On August 14, a federal jury in Burlington, Vermont, convicted Kenneth Miller of aiding and abetting kidnapping, in connection with the 2009 disappearance of Lisa Miller (no relation to Kenneth) and Isabella Miller-Jenkins, her seven year old daughter. At the time of the disappearance, Lisa Miller was under a court order to allow resumed visitation between Isabella and her other mother, Janet Jenkins.
The back-story to this saga is by now well known. Lisa Miller and Janet Jenkins were same-sex partners from Virginia who went to Vermont to have a civil union. When Isabella was born in 2002, the women were Vermont civil union partners and co-parents, with Lisa as the birth mother. Seventeen months after Isabella was born, the women's partnership ended, and Lisa moved with Isabella back to Virginia. Lisa filed an action in Rutland (Vermont) Family Court to dissolve the civil union and make necessary determinations about the custody of Isabella. This filing, as subsequently determined by the courts in Virginia and Vermont, gave the Rutland Family Court sole jurisdiction over the case and, more pertinently for this story, over custody and child visitation concerning Isabella, even though she was living with Lisa in Virginia. The Rutland Family Court awarded legal and physical parental rights to Lisa with specified custodial visitation rights for Janet Jenkins. However, Janet was only able to exercise her visitation rights briefly, because Lisa soon began blocking visitation. She became an evangelical Christian, renounced homosexuality, and determined to "protect" Isabella from any further exposure to the "gay lifestyle."
In this she was encouraged by her fellow congregants and pastor at Thomas Road Baptist Church, and eventually her legal counsel from Liberty Counsel, allied with Liberty University Law School (founded by Rev. Jerry Falwell). Her chief legal counsel was and is Matthew Staver, dean of Liberty University Law School.
As Lisa Miller continued to defy the Rutland Family Court visitation orders (and the Virginia court orders enforcing the Vermont orders under rules of comity), she was held in contempt, assessed fines, and ordered to give Jenkins access to Isabella for a particular weekend of visitation in September 2009. According to the Complaint, anticipating these events, she contacted and enlisted others in a scheme for her to flee the United States with Isabella.

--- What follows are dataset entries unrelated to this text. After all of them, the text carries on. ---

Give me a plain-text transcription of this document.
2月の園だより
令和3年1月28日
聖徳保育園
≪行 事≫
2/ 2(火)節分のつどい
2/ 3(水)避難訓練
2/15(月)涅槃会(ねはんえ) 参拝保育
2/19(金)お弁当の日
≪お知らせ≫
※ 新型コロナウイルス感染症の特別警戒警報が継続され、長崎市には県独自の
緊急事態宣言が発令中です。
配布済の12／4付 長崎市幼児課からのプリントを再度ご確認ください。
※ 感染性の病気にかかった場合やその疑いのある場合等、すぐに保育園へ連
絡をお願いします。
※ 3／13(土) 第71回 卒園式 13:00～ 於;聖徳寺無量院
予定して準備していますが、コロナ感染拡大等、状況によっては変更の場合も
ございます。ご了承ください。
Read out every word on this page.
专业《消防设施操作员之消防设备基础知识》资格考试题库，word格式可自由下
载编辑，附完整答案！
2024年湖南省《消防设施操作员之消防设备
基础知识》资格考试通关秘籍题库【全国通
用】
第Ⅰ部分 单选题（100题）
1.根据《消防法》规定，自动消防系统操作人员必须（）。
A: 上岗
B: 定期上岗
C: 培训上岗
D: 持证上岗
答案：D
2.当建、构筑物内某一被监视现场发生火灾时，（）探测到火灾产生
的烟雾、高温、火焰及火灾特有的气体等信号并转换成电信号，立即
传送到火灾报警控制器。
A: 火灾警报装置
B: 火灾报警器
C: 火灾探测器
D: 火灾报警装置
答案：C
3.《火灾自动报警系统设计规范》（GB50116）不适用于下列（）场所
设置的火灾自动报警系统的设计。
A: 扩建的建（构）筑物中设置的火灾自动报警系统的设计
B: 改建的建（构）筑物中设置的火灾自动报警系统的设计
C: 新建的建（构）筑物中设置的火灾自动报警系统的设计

After several days of trial in August 2012, the federal jury convicted Kenneth Miller for his part in assisting Lisa Miller in going to Canada and making arrangements to relocate outside the U.S. She flew to South America, ultimately finding refuge in Nicaragua, a country that does not have extradition arrangements with the United States. After Lisa and Isabella disappeared, the Rutland Family Court granted a change of custody to Janet Jenkins, which has been upheld by the Vermont Supreme Court. All attempts to appeal further by Lisa, acting through her attorneys (she has made no personal appearances in court for many years), have been exhausted. Her attorneys claimed to have had no contact with her since her disappearance, and have claimed to be acting based on their understanding of her wishes as communicated prior to her disappearance.

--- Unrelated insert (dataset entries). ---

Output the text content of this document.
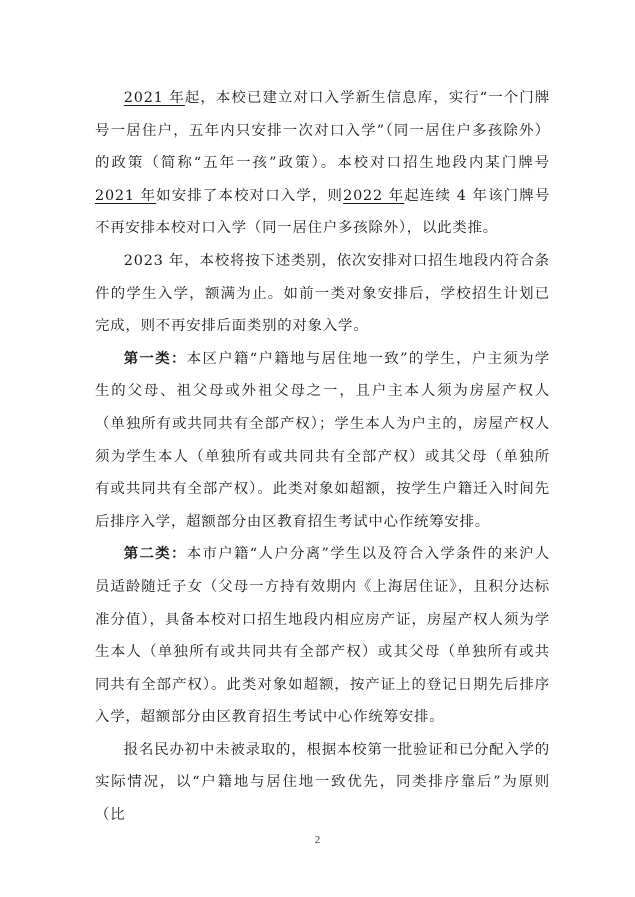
2021 年起，本校已建立对口入学新生信息库，实行“一个门牌号一居住户，五年内只安排一次对口入学”（同一居住户多孩除外）的政策（简称“五年一孩”政策）。本校对口招生地段内某门牌号2021 年如安排了本校对口入学，则2022 年起连续 4 年该门牌号不再安排本校对口入学（同一居住户多孩除外），以此类推。

2023 年，本校将按下述类别，依次安排对口招生地段内符合条件的学生入学，额满为止。如前一类对象安排后，学校招生计划已完成，则不再安排后面类别的对象入学。

第一类：本区户籍“户籍地与居住地一致”的学生，户主须为学生的父母、祖父母或外祖父母之一，且户主本人须为房屋产权人（单独所有或共同共有全部产权）；学生本人为户主的，房屋产权人须为学生本人（单独所有或共同共有全部产权）或其父母（单独所有或共同共有全部产权）。此类对象如超额，按学生户籍迁入时间先后排序入学，超额部分由区教育招生考试中心作统筹安排。

第二类：本市户籍“人户分离”学生以及符合入学条件的来沪人员适龄随迁子女（父母一方持有效期内《上海居住证》，且积分达标准分值），具备本校对口招生地段内相应房产证，房屋产权人须为学生本人（单独所有或共同共有全部产权）或其父母（单独所有或共同共有全部产权）。此类对象如超额，按产证上的登记日期先后排序入学，超额部分由区教育招生考试中心作统筹安排。

报名民办初中未被录取的，根据本校第一批验证和已分配入学的实际情况，以“户籍地与居住地一致优先，同类排序靠后”为原则（比

2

While the jury was deliberating on the criminal charges against Kenneth Miller, Janet Jenkins' co-counsel — Susan Star and Frank H. Langrock — filed suit in U.S. District Court on behalf of Janet against Lisa and the long list of conspirators, whose identity was revealed through the prosecution and trial of Kenneth Miller. They are asserting tort claims and federal Racketeering (RICO) claims. Their detailed Complaint richly relates the facts as they were developed during the trial, and include — in addition to kidnapping and continued defiance of outstanding court orders — money laundering and mail fraud, meeting the predicate offense requirements for federal RICO charges. Janet claims substantial damages for emotional distress, as well as compensatory and punitive damages for violation of her civil rights and the intentional tort of kidnapping her daughter. She also seeks injunctive relief, although Lisa and Isabella Miller — presumably still in Nicaragua — are beyond the jurisdiction of a federal court to enforce its order. She is also seeking, of course, attorney's fees and costs.
Since Lisa Miller is presumably not present in the U.S., the burden of the lawsuit falls on the conspirators and aiders and abettors alleged in the Complaint as co-defendants: Kenneth Miller, Timothy Miller, Andrew Yoder, Christian Aid Ministries, Inc., Response Unlimited, Inc., Philip Zodhiates, Victoria Hyden, Liberty University Law School, Thomas Road Baptist Church, Inc., Linda M. Wall, and Douglas Wright (Lisa's pastor at Thomas Road).
The Complaint implicates Liberty University Law School, noting that its Dean, Matthew Staver, is also Lisa Miller's legal counsel in the Rutland Family Court case, and suggests that the Law School teaches its students to support "civil disobedience" to court orders based on their religious views. The Complaint also notes that Lisa Miller's counsel have insisted over the past several years since her disappearance that they have had no contact with Lisa and no direct knowledge of her whereabouts, and alleges various facts from which inferences could be drawn about the accuracy or inaccuracy of these assertions. Perhaps the Virginia bar ethics enforcers should be looking into this situation.